ENBW wandelt sich. Es geht weg vom klassischen Energieversorger und hin zum Betreiber von Infrastruktur-Systemen. Bild: Archiv

Anders als Eon und RWE wird ENBW nicht aufgespalten. Der vormalige Atomkonzern wird dennoch gerade radikal umgebaut. Der Konzern richtet sich auf die nächste Stufe der Energiewende aus.

          5 Min.

          Haushoch türmt sich die Steinkohle am Rheinufer in Karlsruhe, direkt neben dem Kraftwerk der ENBW AG. Der Block 8, vor gerade mal eineinhalb Jahren in Betrieb genommen, gilt als das effizienteste Steinkohle-Kraftwerk in Europa, und doch ist er eine Investitionsruine. Die Umbrüche in der Welt des ENBW-Vorstandsvorsitzenden Frank Mastiaux zeigen sich hier besonders drastisch, auf dem „Innovationscampus“, unter der eindrucksvollen Rauchsäule des Kohlemeilers.

          Bernd Freytag

          Wirtschaftskorrespondent Rhein-Neckar-Saar mit Sitz in Ludwigshafen.

          Susanne Preuß

          Wirtschaftskorrespondentin in Stuttgart.
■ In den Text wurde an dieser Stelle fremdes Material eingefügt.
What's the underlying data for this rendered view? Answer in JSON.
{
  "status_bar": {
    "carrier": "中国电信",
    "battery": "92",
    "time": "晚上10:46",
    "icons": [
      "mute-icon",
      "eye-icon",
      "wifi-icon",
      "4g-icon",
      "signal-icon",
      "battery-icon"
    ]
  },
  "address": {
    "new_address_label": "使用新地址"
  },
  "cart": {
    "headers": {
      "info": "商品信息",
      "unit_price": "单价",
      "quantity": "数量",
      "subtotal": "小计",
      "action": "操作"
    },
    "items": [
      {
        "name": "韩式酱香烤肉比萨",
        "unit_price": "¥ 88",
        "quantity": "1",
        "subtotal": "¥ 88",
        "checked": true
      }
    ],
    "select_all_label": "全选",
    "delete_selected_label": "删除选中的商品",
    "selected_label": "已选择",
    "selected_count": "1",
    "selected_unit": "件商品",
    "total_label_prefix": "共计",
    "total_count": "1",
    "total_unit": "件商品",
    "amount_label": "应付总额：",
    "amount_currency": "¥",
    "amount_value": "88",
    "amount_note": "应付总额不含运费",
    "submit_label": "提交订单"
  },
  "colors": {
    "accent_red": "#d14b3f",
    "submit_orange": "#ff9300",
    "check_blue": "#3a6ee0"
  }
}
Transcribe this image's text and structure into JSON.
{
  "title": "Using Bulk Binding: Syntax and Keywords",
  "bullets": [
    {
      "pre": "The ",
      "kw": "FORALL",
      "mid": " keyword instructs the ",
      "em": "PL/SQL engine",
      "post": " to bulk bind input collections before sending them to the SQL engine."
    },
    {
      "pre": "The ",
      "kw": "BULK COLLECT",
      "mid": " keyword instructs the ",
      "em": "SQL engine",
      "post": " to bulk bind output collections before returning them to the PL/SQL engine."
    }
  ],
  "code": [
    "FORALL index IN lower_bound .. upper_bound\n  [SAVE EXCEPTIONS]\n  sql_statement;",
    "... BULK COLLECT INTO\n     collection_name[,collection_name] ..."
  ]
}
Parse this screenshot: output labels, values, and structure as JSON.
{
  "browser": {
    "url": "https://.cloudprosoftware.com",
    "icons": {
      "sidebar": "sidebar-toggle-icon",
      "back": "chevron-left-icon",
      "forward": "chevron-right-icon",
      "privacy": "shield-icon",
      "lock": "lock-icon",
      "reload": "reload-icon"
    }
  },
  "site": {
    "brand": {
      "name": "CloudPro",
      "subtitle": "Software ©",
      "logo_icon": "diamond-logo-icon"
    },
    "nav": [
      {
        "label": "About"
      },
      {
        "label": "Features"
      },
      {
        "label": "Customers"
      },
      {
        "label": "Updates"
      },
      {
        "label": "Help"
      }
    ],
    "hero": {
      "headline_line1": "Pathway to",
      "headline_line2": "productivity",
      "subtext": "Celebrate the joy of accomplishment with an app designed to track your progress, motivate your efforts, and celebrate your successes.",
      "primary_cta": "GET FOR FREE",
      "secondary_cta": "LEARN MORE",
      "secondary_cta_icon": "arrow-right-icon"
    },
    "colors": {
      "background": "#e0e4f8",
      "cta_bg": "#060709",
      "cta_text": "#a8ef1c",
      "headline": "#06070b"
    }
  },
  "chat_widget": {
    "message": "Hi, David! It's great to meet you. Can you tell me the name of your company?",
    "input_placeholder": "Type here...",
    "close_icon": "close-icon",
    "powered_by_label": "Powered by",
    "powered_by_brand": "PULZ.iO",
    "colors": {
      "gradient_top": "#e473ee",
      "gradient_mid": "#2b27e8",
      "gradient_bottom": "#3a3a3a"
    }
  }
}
          Einst waren die Planer für das neue Kraftwerk neben der Baustelle untergebracht, jetzt soll in den verwaisten umgebauten Räumen eine kleine agile Truppe neue Geschäftsmodelle für die Energiewelt der Zukunft entwickeln. Nur zehn Autominuten von der Firmenzentrale in der Stadt entfernt und doch ganz anders: optisch eine Mischung aus Loft und Schülertreff, mit Stehtisch, bunten Zetteln an der Wand, Getränkekästen, Couch; der obligatorische Tischkicker für die Start-up-Atmosphäre ist ebenfalls da. Später wird Mastiaux Pizza bestellen, ganz so, wie es sich für eine solche Arbeitsumgebung gehört.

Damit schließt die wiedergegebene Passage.